Table 1.
Machine Learning Type | Key Features | Clinical Example |
Supervised learning useful when the outcome variable of interest in the training data set is known (e.g., presence or absence of disorder) | Task-driven classification or regression: We ‘supervise’ the program's learning by giving it labeled input (or ‘features’) and corresponding output (or ‘target variables’). The program then ‘learns’ the relationship between them. Learning depends on a mathematical function (the loss function) that estimates the goodness of fit that is used to determine adjustments required to improve model performance. The goal is to use the training data to minimize errors such as misclassification.
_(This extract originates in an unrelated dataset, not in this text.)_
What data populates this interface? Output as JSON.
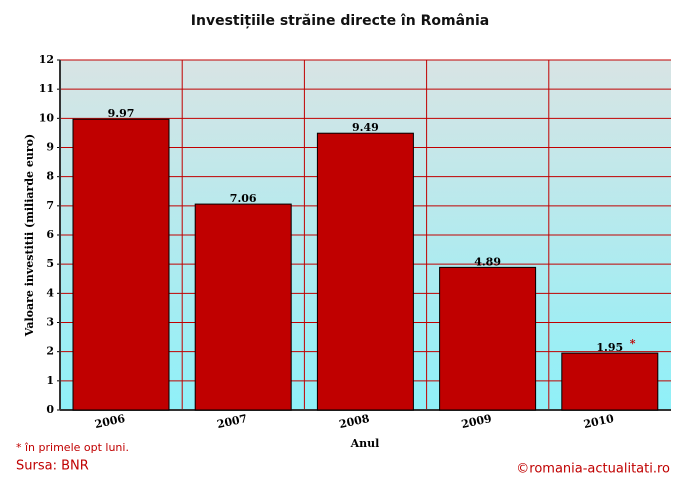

If successful, the model can eventually be used to predict an outcome such as the presence or absence of a disease from new data. | Distinguish between benign and malignant lesions |
Unsupervised learning useful when the outcome of interest is unknown, unlabeled, or undefined or when we want to explore and identify patterns within the data | Data-driven clustering: The model examines a collection of unlabeled examples, then groups them in an ‘unsupervised’ manner based on some shared commonalities it detects. Unsupervised learning can include clustering and/or dimensionality reduction. In dimensionality reduction, the goal is to reduce the number of variables of the data set while keeping the principal ones that explain the most variation in the data. Ultimately, the output of unsupervised learning can serve as inference and inputs for supervised learning. | A researcher who is interested in how symptoms or features of ADHD in a data set tend to cluster together may use unsupervised learning techniques to identify groups of patients. |
ADHD = attention-deficit/hyperactivity disorder.